Typisch voor Verhagens werkwijze is dat het groen de wijk structureert. Bomenrijen langs belangrijke assen accentueren de doorgaande lijnen, meer gedifferentieerd groen typeert de woonstraten. Het groen voegt zich naadloos in de verschillende straatprofielen: open in de straten met doorgaand verkeer, besloten in woonstraten. Elk type straat zijn eigen groen.
Aanblik
Het is uiteindelijk dit virtuoos toegepaste groen dat Vreewijk tot de unieke arbeiderswijk heeft gemaakt die zij anno 2014 nog steeds is. De aanblik van de wijk is overweldigend: de huizen liggen verscholen achter groene hagen, tussen bomen en struiken. Het stratenplan met afwisselend tuinen voor en achter het huis, zorgt dat elke straat minimaal aan één kant groen heeft. En omdat de huizen relatief klein zijn, trekken bewoners vanaf het vroege begin van de lente naar buiten. De tuinen worden aldus intensief gebruikt.

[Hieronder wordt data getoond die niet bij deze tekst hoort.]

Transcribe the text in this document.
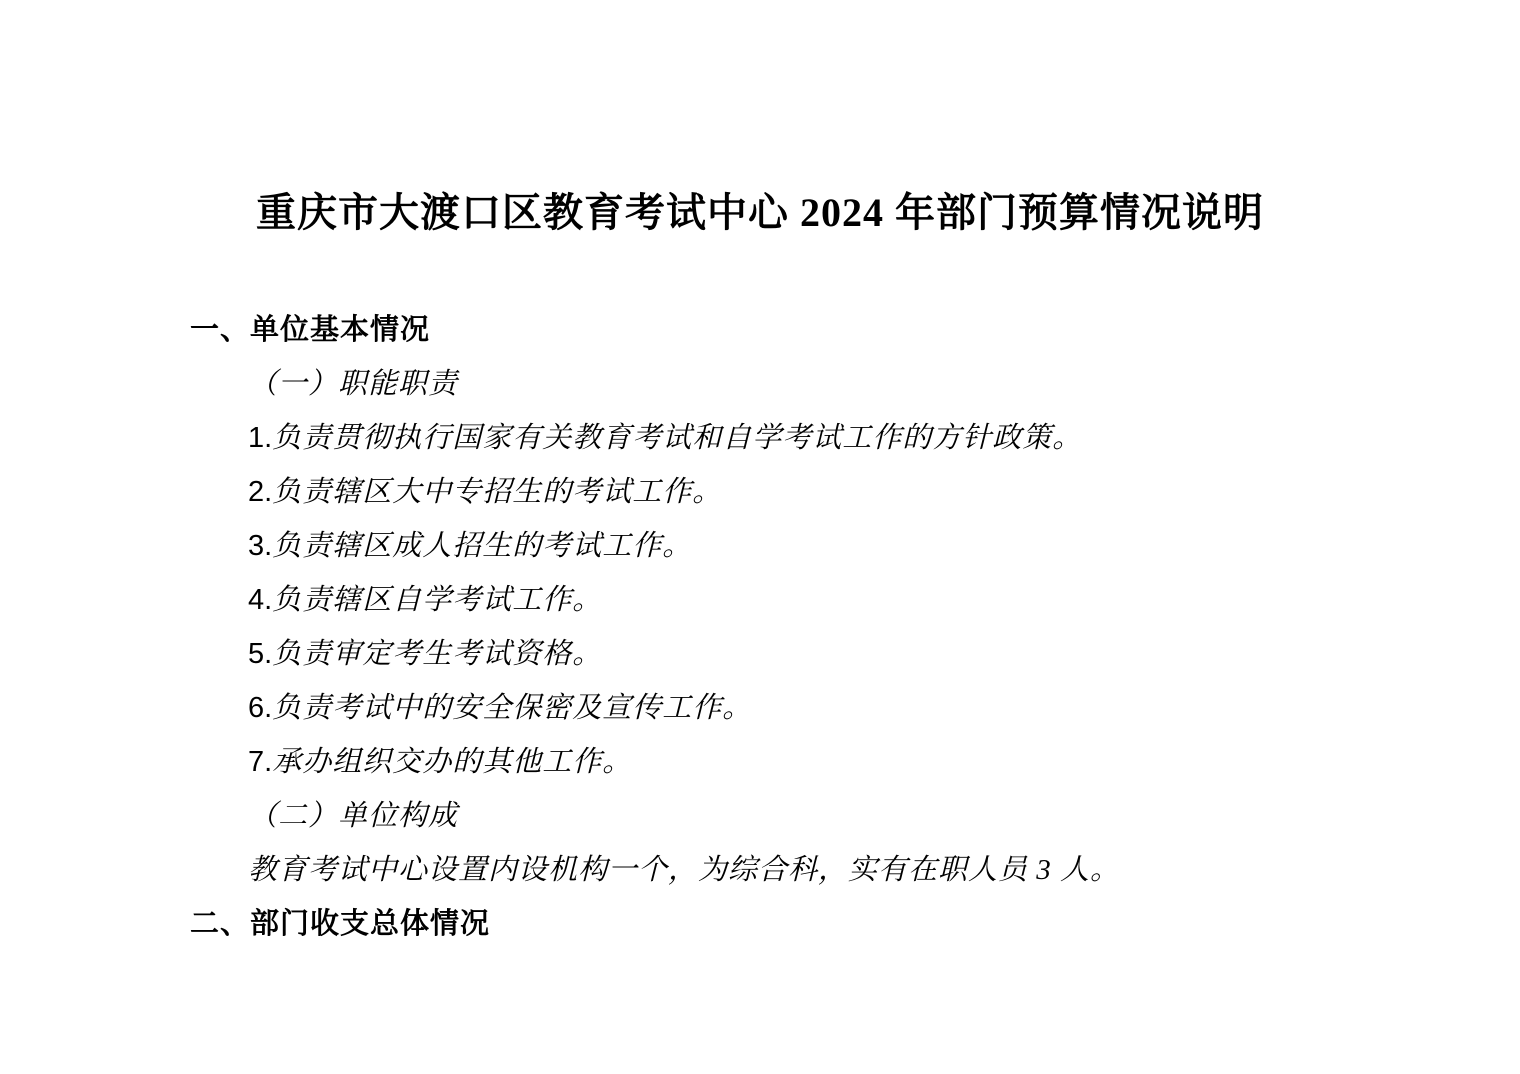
重庆市大渡口区教育考试中心 2024 年部门预算情况说明

一、单位基本情况

（一）职能职责

1.负责贯彻执行国家有关教育考试和自学考试工作的方针政策。

2.负责辖区大中专招生的考试工作。

3.负责辖区成人招生的考试工作。

4.负责辖区自学考试工作。

5.负责审定考生考试资格。

6.负责考试中的安全保密及宣传工作。

7.承办组织交办的其他工作。

（二）单位构成

教育考试中心设置内设机构一个，为综合科，实有在职人员 3 人。

二、部门收支总体情况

Zodoende heeft de wijk nog steeds belangrijke psychische eigenschappen op de bewoners, al is de referentie naar het boerenland inmiddels achterhaald. Daarvoor in de plaats is de rijke differentiatie van groenvoorzieningen gekomen. Informeel groen in de woonstraten, strakke bomenrijen langs doorgaande wegen, de opname van bestaande waterlopen in het ontwerp. Tuindorp Vreewijk heeft onmiskenbaar positieve effecten op de beleving, dankzij de overdadig uitgevoerde en naadloos passende groenstructuur. Of dit vandaag de dag op enigerlei wijze nog troostend is, moet de bezoeker zelf maar beoordelen.
Bakker, P (2014). Troostende architectuur in tuindorp Vreewijk. Monumentaal, jaargang 8 (4).